Acknowledging that artists have a "minor" role in the politics of Cyprus, Stephani expresses his opinion: "... the sudden changes at the border created a temporary sentiment... But there's no solution to the real problem, which is the occupation of northern Cyprus by the Turkish army. For me, it's an opportunity to meet Turkish Cypriot friends, artists, and I can get a handful of earth..."

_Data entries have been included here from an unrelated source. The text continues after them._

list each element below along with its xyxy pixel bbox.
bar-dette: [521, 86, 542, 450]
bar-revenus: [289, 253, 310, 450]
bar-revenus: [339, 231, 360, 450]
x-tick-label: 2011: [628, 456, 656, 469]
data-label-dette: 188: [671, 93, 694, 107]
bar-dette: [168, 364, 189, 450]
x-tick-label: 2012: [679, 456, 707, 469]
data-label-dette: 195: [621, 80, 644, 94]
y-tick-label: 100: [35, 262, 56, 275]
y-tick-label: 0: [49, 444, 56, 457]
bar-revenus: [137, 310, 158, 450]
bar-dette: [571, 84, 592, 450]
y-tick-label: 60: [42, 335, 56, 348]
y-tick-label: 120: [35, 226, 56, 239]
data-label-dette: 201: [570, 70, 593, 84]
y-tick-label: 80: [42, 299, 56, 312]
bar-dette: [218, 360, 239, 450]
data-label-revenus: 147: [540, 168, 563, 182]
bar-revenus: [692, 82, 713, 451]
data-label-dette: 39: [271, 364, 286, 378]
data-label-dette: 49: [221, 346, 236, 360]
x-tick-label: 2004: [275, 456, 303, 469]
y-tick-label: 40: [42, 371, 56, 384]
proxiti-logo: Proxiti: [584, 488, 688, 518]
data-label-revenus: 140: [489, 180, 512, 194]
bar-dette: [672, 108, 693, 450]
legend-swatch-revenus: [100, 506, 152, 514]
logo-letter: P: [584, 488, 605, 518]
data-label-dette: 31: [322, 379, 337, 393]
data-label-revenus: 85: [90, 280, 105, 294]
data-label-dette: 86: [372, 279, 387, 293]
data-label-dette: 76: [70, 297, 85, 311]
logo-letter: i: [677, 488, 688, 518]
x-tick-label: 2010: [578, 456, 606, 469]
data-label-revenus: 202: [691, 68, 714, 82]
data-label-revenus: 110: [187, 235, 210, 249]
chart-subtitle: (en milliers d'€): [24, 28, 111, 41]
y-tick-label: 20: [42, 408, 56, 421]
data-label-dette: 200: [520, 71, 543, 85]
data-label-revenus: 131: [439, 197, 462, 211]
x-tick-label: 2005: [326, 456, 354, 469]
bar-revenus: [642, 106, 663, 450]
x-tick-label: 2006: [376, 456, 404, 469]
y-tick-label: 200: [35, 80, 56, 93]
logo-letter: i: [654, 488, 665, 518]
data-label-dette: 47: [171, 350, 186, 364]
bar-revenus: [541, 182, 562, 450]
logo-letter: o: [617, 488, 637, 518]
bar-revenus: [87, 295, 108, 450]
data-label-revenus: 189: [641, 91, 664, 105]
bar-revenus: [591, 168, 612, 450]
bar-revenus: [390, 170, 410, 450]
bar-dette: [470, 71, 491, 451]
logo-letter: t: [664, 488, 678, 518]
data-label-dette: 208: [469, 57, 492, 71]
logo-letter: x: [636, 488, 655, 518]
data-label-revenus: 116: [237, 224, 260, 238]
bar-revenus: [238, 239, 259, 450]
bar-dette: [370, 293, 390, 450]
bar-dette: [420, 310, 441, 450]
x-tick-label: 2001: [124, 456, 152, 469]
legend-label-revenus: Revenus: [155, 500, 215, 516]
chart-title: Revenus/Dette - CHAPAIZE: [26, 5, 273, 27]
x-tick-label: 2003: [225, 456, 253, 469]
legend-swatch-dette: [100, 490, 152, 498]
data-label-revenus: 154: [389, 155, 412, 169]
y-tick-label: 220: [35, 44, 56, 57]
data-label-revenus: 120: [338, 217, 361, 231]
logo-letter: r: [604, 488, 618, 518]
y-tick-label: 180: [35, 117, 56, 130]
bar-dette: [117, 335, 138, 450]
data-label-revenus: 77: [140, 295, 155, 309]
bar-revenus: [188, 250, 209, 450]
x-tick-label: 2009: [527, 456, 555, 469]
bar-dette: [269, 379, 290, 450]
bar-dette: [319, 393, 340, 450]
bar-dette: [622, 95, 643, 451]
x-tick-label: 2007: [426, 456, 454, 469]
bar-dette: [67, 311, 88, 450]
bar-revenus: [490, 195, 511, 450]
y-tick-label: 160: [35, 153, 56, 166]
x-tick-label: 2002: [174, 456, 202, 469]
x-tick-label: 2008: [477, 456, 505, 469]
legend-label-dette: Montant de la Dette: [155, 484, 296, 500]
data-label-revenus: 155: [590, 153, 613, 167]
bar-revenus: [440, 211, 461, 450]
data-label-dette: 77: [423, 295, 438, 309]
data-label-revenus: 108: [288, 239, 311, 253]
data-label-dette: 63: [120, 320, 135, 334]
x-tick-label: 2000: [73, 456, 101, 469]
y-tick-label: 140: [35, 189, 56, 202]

Yiannis Toumazis underlines what Stephani said about the politics: "If I were an artist I would be thinking about the return-no-return [that we have] here. Nothing is crystallized... It is exciting, but there's still a regime; there's still an army." Toumazis is the Director of the Municipal Art Center of Nicosia (the Power House). He is also the source of my connection to Ashik Mene, who used to visit the Municipal Arts Center up until 1995 - before the Turkish Cypriot authorities clamped down on communication. "Really, he said, "from nothing, there are now many new opportunities. This is a huge change. Hopefully it will... have an affect on [Cypriot art]. If not, nothing will."

 



Elizabeth Doering is a sculptor based in Philadelphia, PA. She has spent three of the last six years in the Republic of Cyprus, where she originally went as a Fulbright scholar in 1997. Her work is inspired by ethnography and modern politics - recent results of this match range from sculptures that make drawings in the wind (for Armenia 2002), and the "Church of Memory" (for Cyprus 2001). She is currently a fellow at the Solomon Asch Center for the Study of Ethnopolitical Conflict (at the University of Pennsylvania), where she is exploring the ways in which visual art, specifically monumental works, can act as a medium for gentle dialogue and individual relief, in areas torn by inter-communal struggle. She is artist in residence at the Philadelphia Episcopal Cathedral, and spends the academic year teaching sculpture to undergraduates at the University of Pennsylvania.